Unison backed Corbyn in two successive leadership elections because our members believed – and I believe – he can offer a meaningful and positive change in our politics, challenging the austerity that has ravaged our public services. He is a friend of mine, and a friend of our union. He has our support, because his agenda is our agenda.

Yet friendship and support should never stand in the way of candour. True friends don’t let friends lose lifelong Labour seats and pretend everything is OK. Corbyn is the leader of the Labour party, so while he should not be held solely responsible for Labour’s downturn, he must now take responsibility for turning things around.

That means working with the best talents from across the party to rebuild Labour in our communities and in Parliament. That means striving for real unity – not just the absence of open dissent. That means less debate about rule changes and more action on real changes in our economy and our society.

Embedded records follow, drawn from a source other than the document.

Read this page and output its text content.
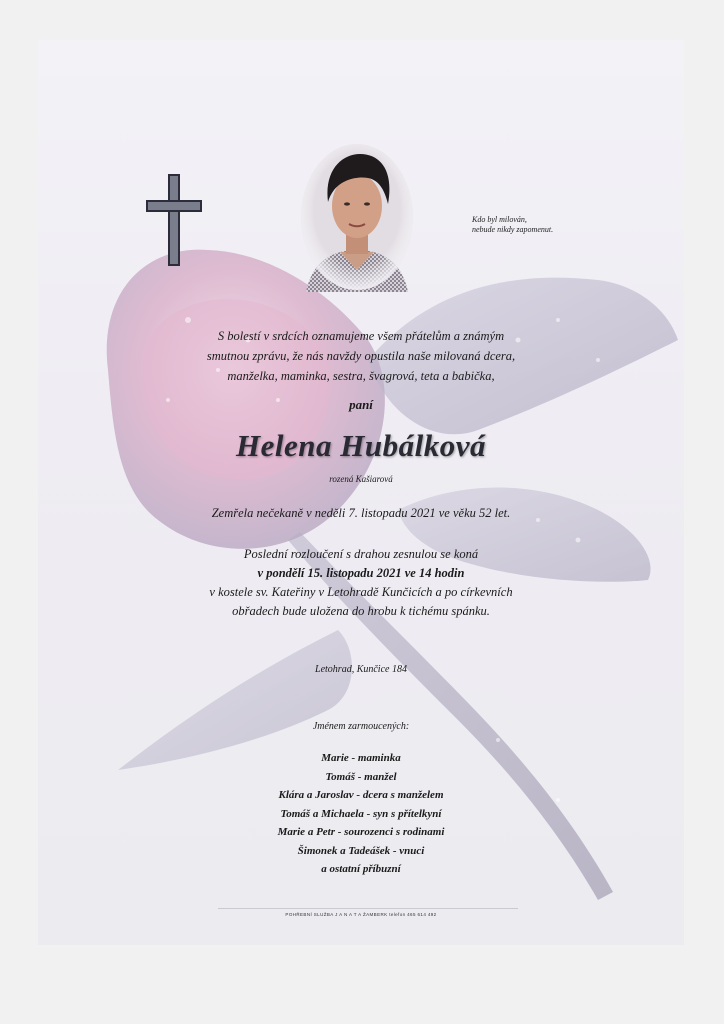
Kdo byl milován,
nebude nikdy zapomenut.
S bolestí v srdcích oznamujeme všem přátelům a známým
smutnou zprávu, že nás navždy opustila naše milovaná dcera,
manželka, maminka, sestra, švagrová, teta a babička,
paní
Helena Hubálková
rozená Kašiarová
Zemřela nečekaně v neděli 7. listopadu 2021 ve věku 52 let.
Poslední rozloučení s drahou zesnulou se koná
v pondělí 15. listopadu 2021 ve 14 hodin
v kostele sv. Kateřiny v Letohradě Kunčicích a po církevních
obřadech bude uložena do hrobu k tichému spánku.
Letohrad, Kunčice 184
Jménem zarmoucených:
Marie - maminka
Tomáš - manžel
Klára a Jaroslav - dcera s manželem
Tomáš a Michaela - syn s přítelkyní
Marie a Petr - sourozenci s rodinami
Šimonek a Tadeášek - vnuci
a ostatní příbuzní
POHŘEBNÍ SLUŽBA J A N A T A ŽAMBERK telefon 465 614 492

Our public servants and public services need an end to spending cuts, a change that can only be delivered by a Labour government. 

For too many in the Labour party the aim is to win the debate and seize the perceived moral high ground – none of which appears to be winning the party public support. 

But elections aren’t won by telling people they’re ignorant, muddle-headed or naive. Those at the sharp end – in particular the millions of public service employees losing their jobs or facing repeated real-terms pay cuts – cannot afford for the party to be so aloof.

Because if you’re a homecare worker earning less than the minimum wage with no respite in sight, you need an end to austerity and a Labour government.

If you’re a nurse working in a hospital that’s constantly trying to do more with less, you need an end to austerity and a Labour government.

And if you’re a teaching assistant, social worker or local government administrator you desperately need an end to austerity, and an end to this divisive government.

That can only happen through a Labour party that’s winning elections. That has always been the position of the union movement, and the Labour party as its parliamentary wing. 

While there are many ways in which we can change society and our communities for the better, the only way to make lasting change is to win elections, and seize power for working people.

That is, and must always be, the Labour party’s cause. Let Copeland be our final warning, not the latest signpost on the road to decline.

Dave Prentis is Unison's general secretary.